The first failure class was missing references. A skill can mention scripts/rotate_pdf.py or references/citations.md, but if that file is not actually included, the agent only finds out while executing the skill. My parser catches that at build time.
The second class was recovery. Many skills explain the happy path but never say what to do when a command fails, a browser page changes, or a required dependency is missing. That is exactly when agents loop. Good skills give the agent a next move: retry once, inspect logs, ask the user, or stop.
The third class was discoverability. I tested routing with plain English queries. One query, "build an MCP server," matched a Figma-related skill because the words "MCP server" appeared there, even though the intended skill was the one for building MCP servers. BM25 did what BM25 does: it matched terms, not intent.

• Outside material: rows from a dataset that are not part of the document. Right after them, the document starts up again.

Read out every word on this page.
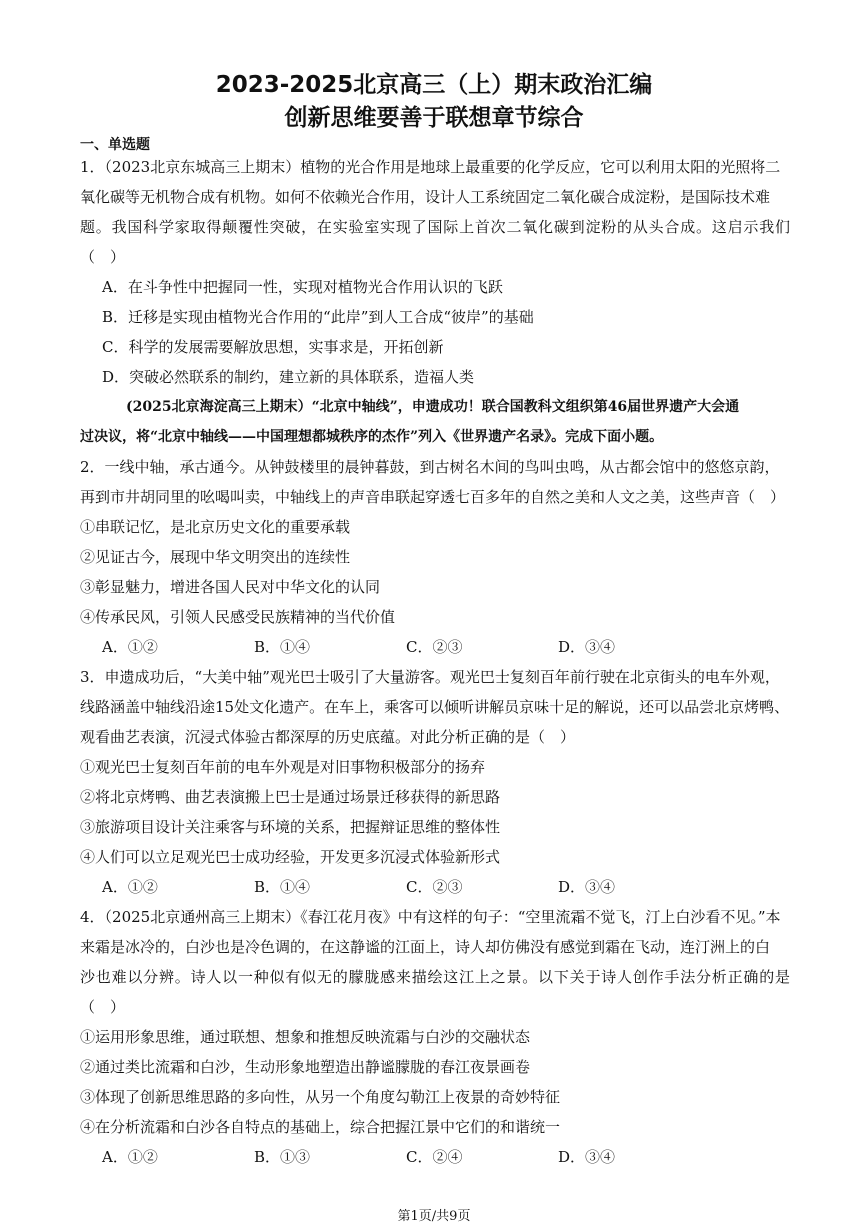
2023-2025北京高三（上）期末政治汇编
创新思维要善于联想章节综合
一、单选题

1．（2023北京东城高三上期末）植物的光合作用是地球上最重要的化学反应，它可以利用太阳的光照将二

氧化碳等无机物合成有机物。如何不依赖光合作用，设计人工系统固定二氧化碳合成淀粉，是国际技术难

题。我国科学家取得颠覆性突破，在实验室实现了国际上首次二氧化碳到淀粉的从头合成。这启示我们（　）

A．在斗争性中把握同一性，实现对植物光合作用认识的飞跃

B．迁移是实现由植物光合作用的“此岸”到人工合成“彼岸”的基础

C．科学的发展需要解放思想，实事求是，开拓创新

D．突破必然联系的制约，建立新的具体联系，造福人类

(2025北京海淀高三上期末）“北京中轴线”，申遗成功！联合国教科文组织第46届世界遗产大会通

过决议，将“北京中轴线——中国理想都城秩序的杰作”列入《世界遗产名录》。完成下面小题。

2．一线中轴，承古通今。从钟鼓楼里的晨钟暮鼓，到古树名木间的鸟叫虫鸣，从古都会馆中的悠悠京韵，

再到市井胡同里的吆喝叫卖，中轴线上的声音串联起穿透七百多年的自然之美和人文之美，这些声音（　）

①串联记忆，是北京历史文化的重要承载

②见证古今，展现中华文明突出的连续性

③彰显魅力，增进各国人民对中华文化的认同

④传承民风，引领人民感受民族精神的当代价值

A．①②	B．①④	C．②③	D．③④

3．申遗成功后，“大美中轴”观光巴士吸引了大量游客。观光巴士复刻百年前行驶在北京街头的电车外观，

线路涵盖中轴线沿途15处文化遗产。在车上，乘客可以倾听讲解员京味十足的解说，还可以品尝北京烤鸭、

观看曲艺表演，沉浸式体验古都深厚的历史底蕴。对此分析正确的是（　）

①观光巴士复刻百年前的电车外观是对旧事物积极部分的扬弃

②将北京烤鸭、曲艺表演搬上巴士是通过场景迁移获得的新思路

③旅游项目设计关注乘客与环境的关系，把握辩证思维的整体性

④人们可以立足观光巴士成功经验，开发更多沉浸式体验新形式

A．①②	B．①④	C．②③	D．③④

4．（2025北京通州高三上期末）《春江花月夜》中有这样的句子：“空里流霜不觉飞，汀上白沙看不见。”本

来霜是冰冷的，白沙也是冷色调的，在这静谧的江面上，诗人却仿佛没有感觉到霜在飞动，连汀洲上的白

沙也难以分辨。诗人以一种似有似无的朦胧感来描绘这江上之景。以下关于诗人创作手法分析正确的是（　）

①运用形象思维，通过联想、想象和推想反映流霜与白沙的交融状态

②通过类比流霜和白沙，生动形象地塑造出静谧朦胧的春江夜景画卷

③体现了创新思维思路的多向性，从另一个角度勾勒江上夜景的奇妙特征

④在分析流霜和白沙各自特点的基础上，综合把握江景中它们的和谐统一

A．①②	B．①③	C．②④	D．③④
第1页/共9页
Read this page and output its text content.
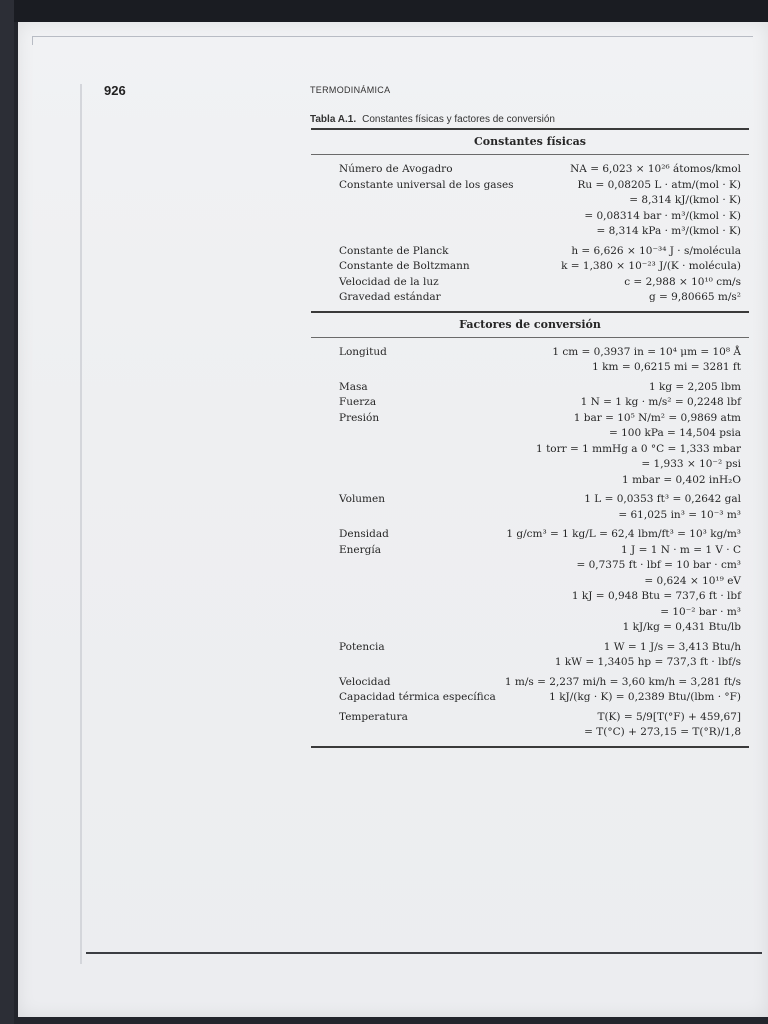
926	TERMODINÁMICA
Tabla A.1. Constantes físicas y factores de conversión
Constantes físicas
Número de Avogadro	NA = 6,023 × 10²⁶ átomos/kmol
Constante universal de los gases	Ru = 0,08205 L · atm/(mol · K)
= 8,314 kJ/(kmol · K)
= 0,08314 bar · m³/(kmol · K)
= 8,314 kPa · m³/(kmol · K)
Constante de Planck	h = 6,626 × 10⁻³⁴ J · s/molécula
Constante de Boltzmann	k = 1,380 × 10⁻²³ J/(K · molécula)
Velocidad de la luz	c = 2,988 × 10¹⁰ cm/s
Gravedad estándar	g = 9,80665 m/s²
Factores de conversión
Longitud	1 cm = 0,3937 in = 10⁴ μm = 10⁸ Å
1 km = 0,6215 mi = 3281 ft
Masa	1 kg = 2,205 lbm
Fuerza	1 N = 1 kg · m/s² = 0,2248 lbf
Presión	1 bar = 10⁵ N/m² = 0,9869 atm
= 100 kPa = 14,504 psia
1 torr = 1 mmHg a 0 °C = 1,333 mbar
= 1,933 × 10⁻² psi
1 mbar = 0,402 inH₂O
Volumen	1 L = 0,0353 ft³ = 0,2642 gal
= 61,025 in³ = 10⁻³ m³
Densidad	1 g/cm³ = 1 kg/L = 62,4 lbm/ft³ = 10³ kg/m³
Energía	1 J = 1 N · m = 1 V · C
= 0,7375 ft · lbf = 10 bar · cm³
= 0,624 × 10¹⁹ eV
1 kJ = 0,948 Btu = 737,6 ft · lbf
= 10⁻² bar · m³
1 kJ/kg = 0,431 Btu/lb
Potencia	1 W = 1 J/s = 3,413 Btu/h
1 kW = 1,3405 hp = 737,3 ft · lbf/s
Velocidad	1 m/s = 2,237 mi/h = 3,60 km/h = 3,281 ft/s
Capacidad térmica específica	1 kJ/(kg · K) = 0,2389 Btu/(lbm · °F)
Temperatura	T(K) = 5/9[T(°F) + 459,67]
= T(°C) + 273,15 = T(°R)/1,8
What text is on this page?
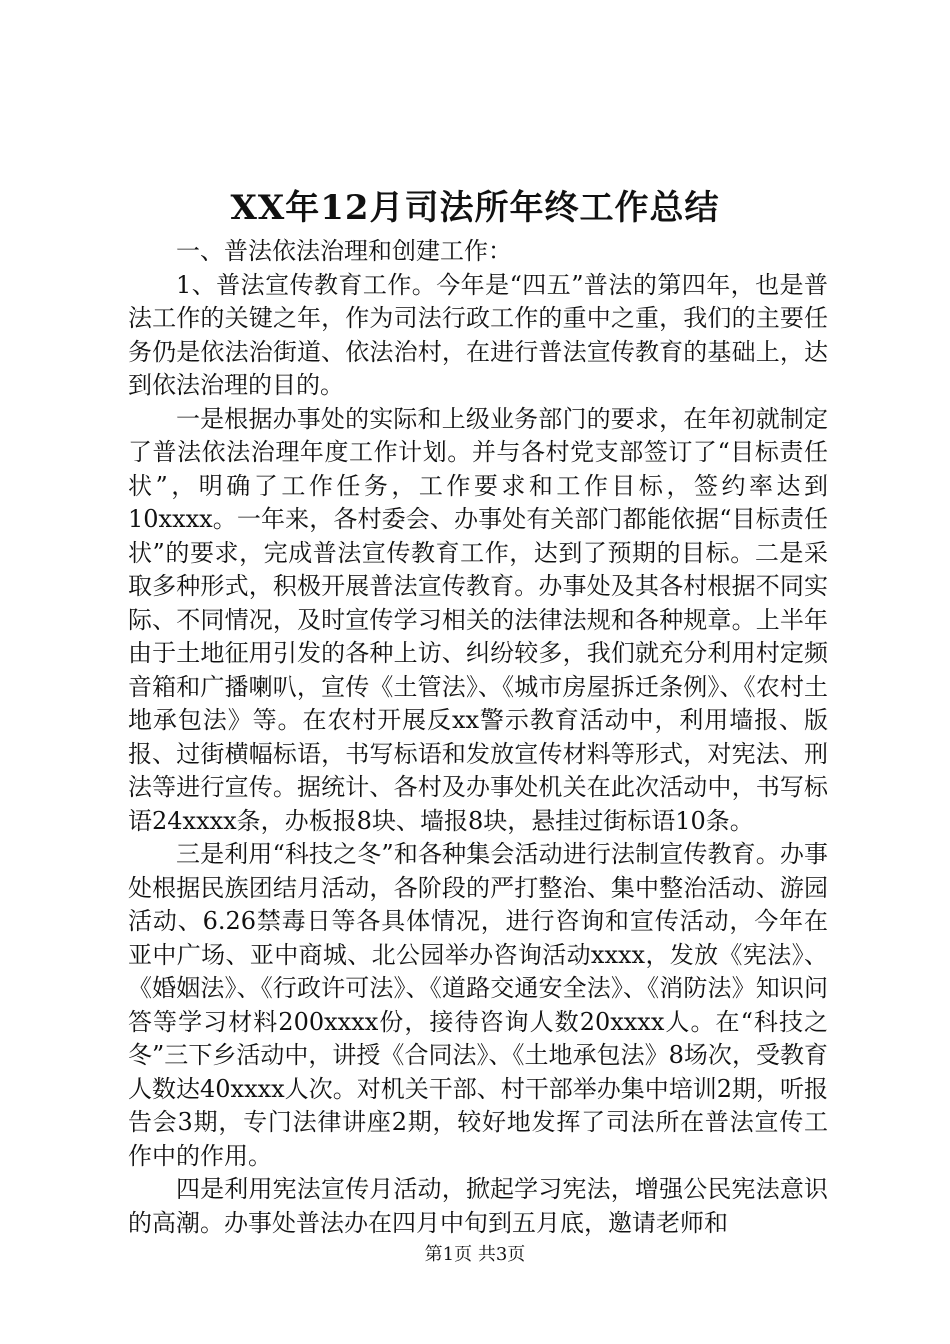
XX年12月司法所年终工作总结

一、普法依法治理和创建工作：

1、普法宣传教育工作。今年是“四五”普法的第四年，也是普法工作的关键之年，作为司法行政工作的重中之重，我们的主要任务仍是依法治街道、依法治村，在进行普法宣传教育的基础上，达到依法治理的目的。

一是根据办事处的实际和上级业务部门的要求，在年初就制定了普法依法治理年度工作计划。并与各村党支部签订了“目标责任状”，明确了工作任务，工作要求和工作目标，签约率达到10xxxx。一年来，各村委会、办事处有关部门都能依据“目标责任状”的要求，完成普法宣传教育工作，达到了预期的目标。二是采取多种形式，积极开展普法宣传教育。办事处及其各村根据不同实际、不同情况，及时宣传学习相关的法律法规和各种规章。上半年由于土地征用引发的各种上访、纠纷较多，我们就充分利用村定频音箱和广播喇叭，宣传《土管法》、《城市房屋拆迁条例》、《农村土地承包法》等。在农村开展反xx警示教育活动中，利用墙报、版报、过街横幅标语，书写标语和发放宣传材料等形式，对宪法、刑法等进行宣传。据统计、各村及办事处机关在此次活动中，书写标语24xxxx条，办板报8块、墙报8块，悬挂过街标语10条。

三是利用“科技之冬”和各种集会活动进行法制宣传教育。办事处根据民族团结月活动，各阶段的严打整治、集中整治活动、游园活动、6.26禁毒日等各具体情况，进行咨询和宣传活动，今年在亚中广场、亚中商城、北公园举办咨询活动xxxx，发放《宪法》、《婚姻法》、《行政许可法》、《道路交通安全法》、《消防法》知识问答等学习材料200xxxx份，接待咨询人数20xxxx人。在“科技之冬”三下乡活动中，讲授《合同法》、《土地承包法》8场次，受教育人数达40xxxx人次。对机关干部、村干部举办集中培训2期，听报告会3期，专门法律讲座2期，较好地发挥了司法所在普法宣传工作中的作用。

四是利用宪法宣传月活动，掀起学习宪法，增强公民宪法意识的高潮。办事处普法办在四月中旬到五月底，邀请老师和

第1页 共3页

That misroute changed how I think about skill descriptions. A good description is not a summary. It is routing metadata. It should include trigger phrases a user would actually type, and it should avoid broad verbs like "manage" when a narrower verb exists.
The fixes were practical:
- Fail parsing when referenced files are missing.
- Warn when there is no error-handling section or recovery guidance.
- Score descriptions for specificity and trigger phrases.
- Enrich routing with headings and code terms from the body, not only the frontmatter.
I do not treat these scores as a moral judgment on a skill. They are a debugging tool. They tell me where the instruction is likely to fail before a model spends tokens finding out.